Covariance of conditional expectations

Question

I'm interested in the relationship between $$cov(X,Y)$$ and $$cov\left(E(X|Y),E(Y|X)\right).$$ In particular, can it occur that $cov(X,Y)>0$ but $cov(E(X|Y),E(Y|X))<0$?

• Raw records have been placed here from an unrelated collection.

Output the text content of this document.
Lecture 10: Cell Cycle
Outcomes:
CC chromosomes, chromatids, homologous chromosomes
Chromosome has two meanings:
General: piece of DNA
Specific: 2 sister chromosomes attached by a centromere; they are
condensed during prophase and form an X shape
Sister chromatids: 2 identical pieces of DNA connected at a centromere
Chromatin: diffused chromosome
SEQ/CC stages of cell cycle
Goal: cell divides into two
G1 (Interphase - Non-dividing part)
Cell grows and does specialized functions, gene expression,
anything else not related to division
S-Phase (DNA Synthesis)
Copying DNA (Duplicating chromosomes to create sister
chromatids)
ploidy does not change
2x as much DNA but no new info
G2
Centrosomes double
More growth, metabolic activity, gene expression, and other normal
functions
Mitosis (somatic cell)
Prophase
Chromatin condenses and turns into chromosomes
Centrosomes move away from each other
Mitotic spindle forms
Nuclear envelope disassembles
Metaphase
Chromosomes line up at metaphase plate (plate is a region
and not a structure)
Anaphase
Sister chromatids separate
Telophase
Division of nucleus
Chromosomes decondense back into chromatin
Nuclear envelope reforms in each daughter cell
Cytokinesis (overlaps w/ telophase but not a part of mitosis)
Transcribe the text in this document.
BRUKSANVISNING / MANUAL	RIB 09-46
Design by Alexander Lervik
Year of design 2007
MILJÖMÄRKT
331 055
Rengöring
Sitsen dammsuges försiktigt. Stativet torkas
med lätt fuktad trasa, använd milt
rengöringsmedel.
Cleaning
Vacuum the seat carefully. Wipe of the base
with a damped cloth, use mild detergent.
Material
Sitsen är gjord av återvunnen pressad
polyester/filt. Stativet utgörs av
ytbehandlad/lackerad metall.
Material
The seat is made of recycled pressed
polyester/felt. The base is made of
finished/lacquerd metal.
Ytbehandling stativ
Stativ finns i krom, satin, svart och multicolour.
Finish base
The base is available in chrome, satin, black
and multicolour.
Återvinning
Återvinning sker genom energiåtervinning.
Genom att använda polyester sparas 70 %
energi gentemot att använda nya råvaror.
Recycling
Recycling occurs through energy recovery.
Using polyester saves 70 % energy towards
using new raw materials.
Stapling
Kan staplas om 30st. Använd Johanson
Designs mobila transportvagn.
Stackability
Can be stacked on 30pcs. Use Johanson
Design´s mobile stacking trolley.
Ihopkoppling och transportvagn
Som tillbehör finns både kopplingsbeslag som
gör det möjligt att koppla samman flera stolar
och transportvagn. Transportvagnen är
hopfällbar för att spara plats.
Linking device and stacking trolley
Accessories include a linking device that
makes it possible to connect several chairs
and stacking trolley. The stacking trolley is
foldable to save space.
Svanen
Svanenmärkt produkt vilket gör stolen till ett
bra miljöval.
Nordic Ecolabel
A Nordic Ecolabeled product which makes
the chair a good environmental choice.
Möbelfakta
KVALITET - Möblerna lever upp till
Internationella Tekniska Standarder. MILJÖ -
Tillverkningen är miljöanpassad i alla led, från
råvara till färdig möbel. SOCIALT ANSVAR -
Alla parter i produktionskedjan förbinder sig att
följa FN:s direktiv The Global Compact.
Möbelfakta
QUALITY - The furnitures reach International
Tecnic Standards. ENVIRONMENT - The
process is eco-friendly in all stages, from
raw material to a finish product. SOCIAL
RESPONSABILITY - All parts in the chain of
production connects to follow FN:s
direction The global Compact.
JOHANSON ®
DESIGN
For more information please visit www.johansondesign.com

In the case of $\begin{bmatrix}X_1\\X_2\end{bmatrix}\sim N\left(\begin{bmatrix}0\\0\end{bmatrix},\begin{bmatrix}1&\rho\\\rho&1\end{bmatrix}\right),$

$$cov(E(X_1|X_2),E(X_2|X_1))=E(\rho X_2\cdot\rho X_1)=\rho^2E(X_1X_2)=\rho^3.$$ So in this case the covariance of the conditional expectations always has the same sign as the original covariance, and smaller magnitude. Is this true in general?

Answer 1

One relation between the two can be arrived at using law of iterated expectation: \begin{align*} cov(E(X|Y), E(Y|X)) & = E[E(X|Y)\, E(Y|X)] - E[E(X|Y)]E[E(Y|X)]\\ & = E[E(X|Y)\, E(Y|X)] - E(X)E(Y)\\ & = E[E(X|Y)\, E(Y|X)] - (E(XY) - cov(X,Y) )\\ cov(E(X|Y), E(Y|X)) - cov(X,Y)& = E[E(X|Y)\, E(Y|X)] - E(XY)\,. \end{align*}

So $cov(E(X|Y), E(Y|X))$ can be larger than $cov(X,Y)$ if $E[E(X|Y)\, E(Y|X)]$ is larger than $E(XY)$.